L’audiovisivo è infatti solo l’ultimo ambito della rete ad espandere i confini dell’umorismo, rimodulandone le caratteristiche e portando ad un nuovo livello di racconto le conversazioni. I singoli spunti inseriti nel flusso dei meme entrano a far parte di un’insieme più grande e acquistano più senso. Prima erano solo battute che non potevano vivere da sole ora, aggregate, contribuiscono ad un grande racconto.
Senza contratto porta avanti ogni episodio su due binari, intrecciando due storie con il montaggio e facendole dialogare tra di loro per aumentare la forza delle gag.
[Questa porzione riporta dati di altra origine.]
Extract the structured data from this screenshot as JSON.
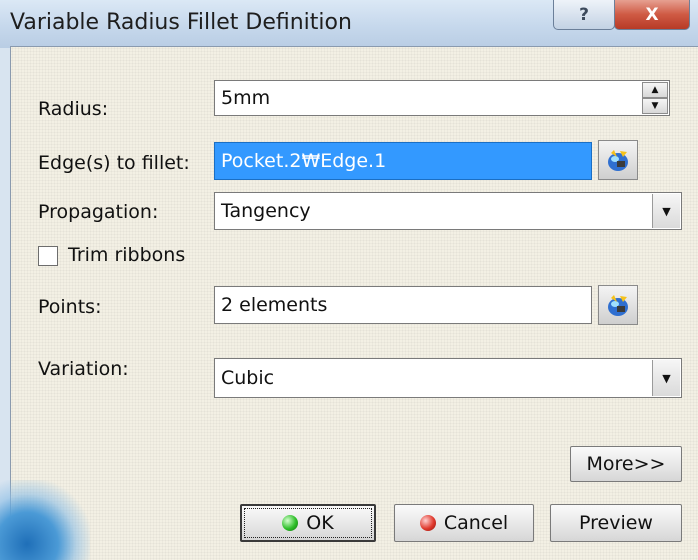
{
  "window": {
    "title": "Variable Radius Fillet Definition",
    "help_glyph": "?",
    "close_glyph": "X"
  },
  "form": {
    "radius_label": "Radius:",
    "radius_value": "5mm",
    "edges_label": "Edge(s) to fillet:",
    "edges_value": "Pocket.2₩Edge.1",
    "propagation_label": "Propagation:",
    "propagation_value": "Tangency",
    "trim_label": "Trim ribbons",
    "trim_checked": false,
    "points_label": "Points:",
    "points_value": "2 elements",
    "variation_label": "Variation:",
    "variation_value": "Cubic"
  },
  "buttons": {
    "more": "More>>",
    "ok": "OK",
    "cancel": "Cancel",
    "preview": "Preview"
  },
  "icons": {
    "spin_up": "▲",
    "spin_down": "▼",
    "dropdown": "▼",
    "selector": "selection-mode-icon"
  },
  "colors": {
    "selection_highlight": "#3399ff",
    "client_bg": "#f3f0e4",
    "close_red": "#c7482f"
  }
}
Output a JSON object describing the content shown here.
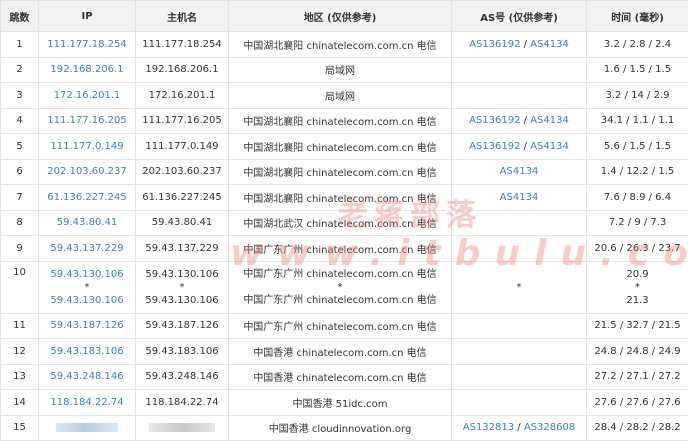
{
  "headers": {
    "hop": "跳数",
    "ip": "IP",
    "host": "主机名",
    "region": "地区 (仅供参考)",
    "as": "AS号 (仅供参考)",
    "time": "时间 (毫秒)"
  },
  "rows": [
    {
      "hop": "1",
      "ip": "111.177.18.254",
      "host": "111.177.18.254",
      "region": "中国湖北襄阳 chinatelecom.com.cn 电信",
      "as": [
        "AS136192",
        "AS4134"
      ],
      "time": "3.2 / 2.8 / 2.4"
    },
    {
      "hop": "2",
      "ip": "192.168.206.1",
      "host": "192.168.206.1",
      "region": "局域网",
      "as": [],
      "time": "1.6 / 1.5 / 1.5"
    },
    {
      "hop": "3",
      "ip": "172.16.201.1",
      "host": "172.16.201.1",
      "region": "局域网",
      "as": [],
      "time": "3.2 / 14 / 2.9"
    },
    {
      "hop": "4",
      "ip": "111.177.16.205",
      "host": "111.177.16.205",
      "region": "中国湖北襄阳 chinatelecom.com.cn 电信",
      "as": [
        "AS136192",
        "AS4134"
      ],
      "time": "34.1 / 1.1 / 1.1"
    },
    {
      "hop": "5",
      "ip": "111.177.0.149",
      "host": "111.177.0.149",
      "region": "中国湖北襄阳 chinatelecom.com.cn 电信",
      "as": [
        "AS136192",
        "AS4134"
      ],
      "time": "5.6 / 1.5 / 1.5"
    },
    {
      "hop": "6",
      "ip": "202.103.60.237",
      "host": "202.103.60.237",
      "region": "中国湖北襄阳 chinatelecom.com.cn 电信",
      "as": [
        "AS4134"
      ],
      "time": "1.4 / 12.2 / 1.5"
    },
    {
      "hop": "7",
      "ip": "61.136.227.245",
      "host": "61.136.227.245",
      "region": "中国湖北襄阳 chinatelecom.com.cn 电信",
      "as": [
        "AS4134"
      ],
      "time": "7.6 / 8.9 / 6.4"
    },
    {
      "hop": "8",
      "ip": "59.43.80.41",
      "host": "59.43.80.41",
      "region": "中国湖北武汉 chinatelecom.com.cn 电信",
      "as": [],
      "time": "7.2 / 9 / 7.3"
    },
    {
      "hop": "9",
      "ip": "59.43.137.229",
      "host": "59.43.137.229",
      "region": "中国广东广州 chinatelecom.com.cn 电信",
      "as": [],
      "time": "20.6 / 26.3 / 23.7"
    },
    {
      "hop": "11",
      "ip": "59.43.187.126",
      "host": "59.43.187.126",
      "region": "中国广东广州 chinatelecom.com.cn 电信",
      "as": [],
      "time": "21.5 / 32.7 / 21.5"
    },
    {
      "hop": "12",
      "ip": "59.43.183.106",
      "host": "59.43.183.106",
      "region": "中国香港 chinatelecom.com.cn 电信",
      "as": [],
      "time": "24.8 / 24.8 / 24.9"
    },
    {
      "hop": "13",
      "ip": "59.43.248.146",
      "host": "59.43.248.146",
      "region": "中国香港 chinatelecom.com.cn 电信",
      "as": [],
      "time": "27.2 / 27.1 / 27.2"
    },
    {
      "hop": "14",
      "ip": "118.184.22.74",
      "host": "118.184.22.74",
      "region": "中国香港 51idc.com",
      "as": [],
      "time": "27.6 / 27.6 / 27.6"
    }
  ],
  "row10": {
    "hop": "10",
    "ip_a": "59.43.130.106",
    "ip_b": "59.43.130.106",
    "host_a": "59.43.130.106",
    "host_b": "59.43.130.106",
    "region_a": "中国广东广州 chinatelecom.com.cn 电信",
    "region_b": "中国广东广州 chinatelecom.com.cn 电信",
    "star": "*",
    "time_a": "20.9",
    "time_b": "21.3"
  },
  "row15": {
    "hop": "15",
    "region": "中国香港 cloudinnovation.org",
    "as_a": "AS132813",
    "as_b": "AS328608",
    "time": "28.4 / 28.2 / 28.2"
  },
  "watermark": {
    "line1": "老蒋部落",
    "line2": "www.itbulu.com"
  },
  "colors": {
    "link": "#3d7fc1",
    "header_bg": "#f3f3f3",
    "border": "#e4e4e4"
  }
}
Eppure è più nelle conversazioni e nei dialoghi che la serie sembra funzionare, nelle piccole trovate e, per l’appunto, nelle singole battute che hanno il sapore della conversazione improvvisata, del cazzeggio tra conoscenti ma (aggregate e organizzate) diventano qualcosa di più.
La serie purtroppo non ha la forza di reggere i poco meno di 10 minuti di ogni episodio e pecca di incoscienza (o anche solo di ritmo) nella scelta di una durata simile per ogni puntata, ma nei suoi momenti migliori e nel concept che la regge dimostra più lungimiranza, intelligenza e acume di molte altre produzioni “canoniche”.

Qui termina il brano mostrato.